SQL Injection is one of the hottest current topics in cloud data security, mostly because it is one of the hardest to stop and also the most prevalent one. So today we’ll look at how Crypteron’s database security framework, CipherDB, dramatically reduces the attack surface for SQL injection to protect your data against the #1 threat in the cloud today.
Introduction to SQL injection
For us to understand CipherDB’s protection against SQL injection, let’s first see what SQL injection even is. Lets assume a simple scenario where a website user wants to reset his or her password. For a good user experience, we fetch their full name from the database before sending a personalized email. We’re indeed oversimplifying matters here for a wider audience but the principles are the same even in complex situations.
Programmer’s expectations
When a programmer designs that functionality, here is what he or she might have hoped to happen. A user sends an email address via an HTML form and the programmer code issues a SQL query to fetch the name. The name is retrieved and an email is sent to the user for them to continue the password reset process.
In most cases, this works and most users would use the system this way too.
Under attacker
If the server code is vulnerable to SQL injection, here is what an attacker might do to breach into your data
The attacker injects new SQL logic into the HTML form and that new SQL logic now gets executed on the SQL database server.
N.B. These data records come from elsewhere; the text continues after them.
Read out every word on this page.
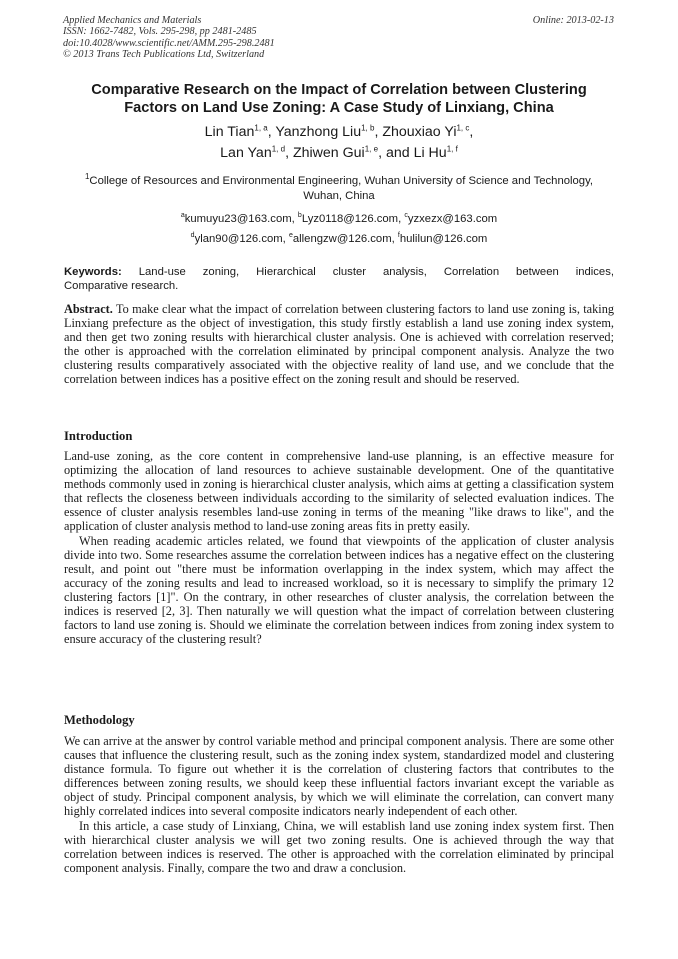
Applied Mechanics and Materials
ISSN: 1662-7482, Vols. 295-298, pp 2481-2485
doi:10.4028/www.scientific.net/AMM.295-298.2481
© 2013 Trans Tech Publications Ltd, Switzerland
Online: 2013-02-13
Comparative Research on the Impact of Correlation between Clustering
Factors on Land Use Zoning: A Case Study of Linxiang, China
Lin Tian$^{1, a}$, Yanzhong Liu$^{1, b}$, Zhouxiao Yi$^{1, c}$,
Lan Yan$^{1, d}$, Zhiwen Gui$^{1, e}$, and Li Hu$^{1, f}$
$^1$College of Resources and Environmental Engineering, Wuhan University of Science and Technology, Wuhan, China
$^a$kumuyu23@163.com, $^b$Lyz0118@126.com, $^c$yzxezx@163.com
$^d$ylan90@126.com, $^e$allengzw@126.com, $^f$hulilun@126.com
Keywords: Land-use zoning, Hierarchical cluster analysis, Correlation between indices,
Comparative research.

Abstract. To make clear what the impact of correlation between clustering factors to land use zoning is, taking Linxiang prefecture as the object of investigation, this study firstly establish a land use zoning index system, and then get two zoning results with hierarchical cluster analysis. One is achieved with correlation reserved; the other is approached with the correlation eliminated by principal component analysis. Analyze the two clustering results comparatively associated with the objective reality of land use, and we conclude that the correlation between indices has a positive effect on the zoning result and should be reserved.

Introduction

Land-use zoning, as the core content in comprehensive land-use planning, is an effective measure for optimizing the allocation of land resources to achieve sustainable development. One of the quantitative methods commonly used in zoning is hierarchical cluster analysis, which aims at getting a classification system that reflects the closeness between individuals according to the similarity of selected evaluation indices. The essence of cluster analysis resembles land-use zoning in terms of the meaning "like draws to like", and the application of cluster analysis method to land-use zoning areas fits in pretty easily.

When reading academic articles related, we found that viewpoints of the application of cluster analysis divide into two. Some researches assume the correlation between indices has a negative effect on the clustering result, and point out "there must be information overlapping in the index system, which may affect the accuracy of the zoning results and lead to increased workload, so it is necessary to simplify the primary 12 clustering factors [1]". On the contrary, in other researches of cluster analysis, the correlation between the indices is reserved [2, 3]. Then naturally we will question what the impact of correlation between clustering factors to land use zoning is. Should we eliminate the correlation between indices from zoning index system to ensure accuracy of the clustering result?

Methodology

We can arrive at the answer by control variable method and principal component analysis. There are some other causes that influence the clustering result, such as the zoning index system, standardized model and clustering distance formula. To figure out whether it is the correlation of clustering factors that contributes to the differences between zoning results, we should keep these influential factors invariant except the variable as object of study. Principal component analysis, by which we will eliminate the correlation, can convert many highly correlated indices into several composite indicators nearly independent of each other.

In this article, a case study of Linxiang, China, we will establish land use zoning index system first. Then with hierarchical cluster analysis we will get two zoning results. One is achieved through the way that correlation between indices is reserved. The other is approached with the correlation eliminated by principal component analysis. Finally, compare the two and draw a conclusion.
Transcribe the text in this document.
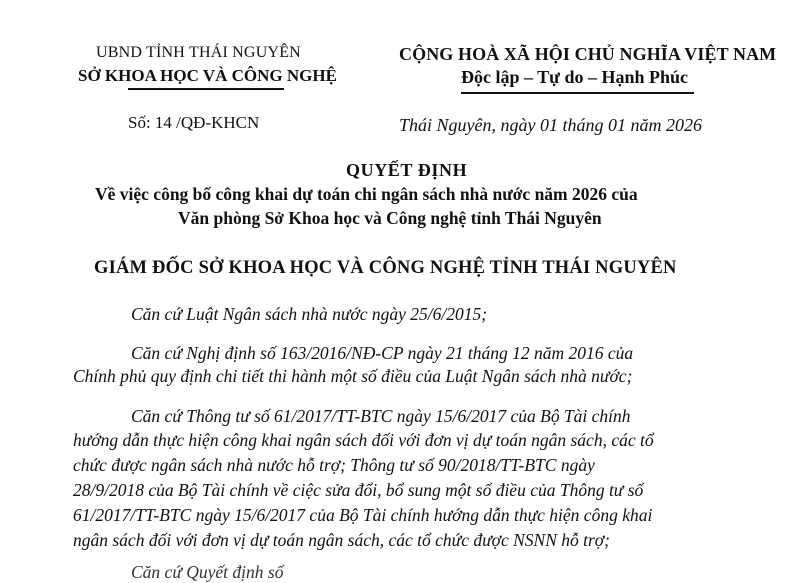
UBND TỈNH THÁI NGUYÊN
SỞ KHOA HỌC VÀ CÔNG NGHỆ
Số: 14 /QĐ-KHCN
CỘNG HOÀ XÃ HỘI CHỦ NGHĨA VIỆT NAM
Độc lập – Tự do – Hạnh Phúc
Thái Nguyên, ngày 01 tháng 01 năm 2026
QUYẾT ĐỊNH
Về việc công bố công khai dự toán chi ngân sách nhà nước năm 2026 của
Văn phòng Sở Khoa học và Công nghệ tỉnh Thái Nguyên
GIÁM ĐỐC SỞ KHOA HỌC VÀ CÔNG NGHỆ TỈNH THÁI NGUYÊN
Căn cứ Luật Ngân sách nhà nước ngày 25/6/2015;
Căn cứ Nghị định số 163/2016/NĐ-CP ngày 21 tháng 12 năm 2016 của
Chính phủ quy định chi tiết thi hành một số điều của Luật Ngân sách nhà nước;
Căn cứ Thông tư số 61/2017/TT-BTC ngày 15/6/2017 của Bộ Tài chính
hướng dẫn thực hiện công khai ngân sách đối với đơn vị dự toán ngân sách, các tổ
chức được ngân sách nhà nước hỗ trợ; Thông tư số 90/2018/TT-BTC ngày
28/9/2018 của Bộ Tài chính về ciệc sửa đổi, bổ sung một số điều của Thông tư số
61/2017/TT-BTC ngày 15/6/2017 của Bộ Tài chính hướng dẫn thực hiện công khai
ngân sách đối với đơn vị dự toán ngân sách, các tổ chức được NSNN hỗ trợ;
Căn cứ Quyết định số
In the example above, instead of returning the Name
an attacker instead asks the SQL server to dump data from another column or table (example: Social security numbers) as the “Name”. The server app then uses that “Name” and sends off an email.
What just happened? Well, you lost sensitive data and by 2014 estimates it’s going to cost you about $250 for every single record that went out! Not cheap – and worse, those cost estimates are rising each year.
CipherDB protects your data
With CipherDB in place, there are two levels of protection that are shown below.
Level 1: ORM protection
The first level of protection comes from the ORM architecture which performs input sanitization. However, most ORMs (Entity Framework included) also allow programmers to voluntarily leave the regular ORM API momentarily and issue raw SQL commands or directly call T-SQL/SQL stored procedures. A programmer may use that option or an attacker may figure out a clever way to circumvent ORM sanitization or another legacy application may still be connecting to that same backend database for reporting or other reasons. If any of these were true, malicious SQL command may be injected and executed on the database server. That takes us to the next level of protection, one that’s even stronger.
Level 2: CipherDB’s strong cryptographic protection
Any data retrieved from the database at this point will be AES256 encrypted and when operating with raw SQL commands, CipherDB switches to bypass mode meaning it doesn’t attempt to decrypt the results. This means that any outgoing information is still encrypted and therefore completely useless. Effectively your data is still protected by strong, military grade cryptography thanks to CipherDB, even after an attack.
Even if somehow an attacker reaches this point and CipherDB is not in bypass mode, it’s important to note that SQL injection attacks involve substantial transformations within the SQL domain. In our above example, the attacker is returning SSNs as Names and that to a list of 100 of them concentrated together. Since CipherDB uses authenticated encryption (AES in GCM mode, per NSA Suite B cryptography) absolutely any attempt to perform such a transformation will trigger the tamper protection features resulting in a cryptographic checksum error. Zero bytes are sent out and the application is alerted via an exception. So even in such situations, your data is securely protected.
In summary, it’s fair to say that CipherDB strongly mitigates SQL injection attacks to keep your data private and secure.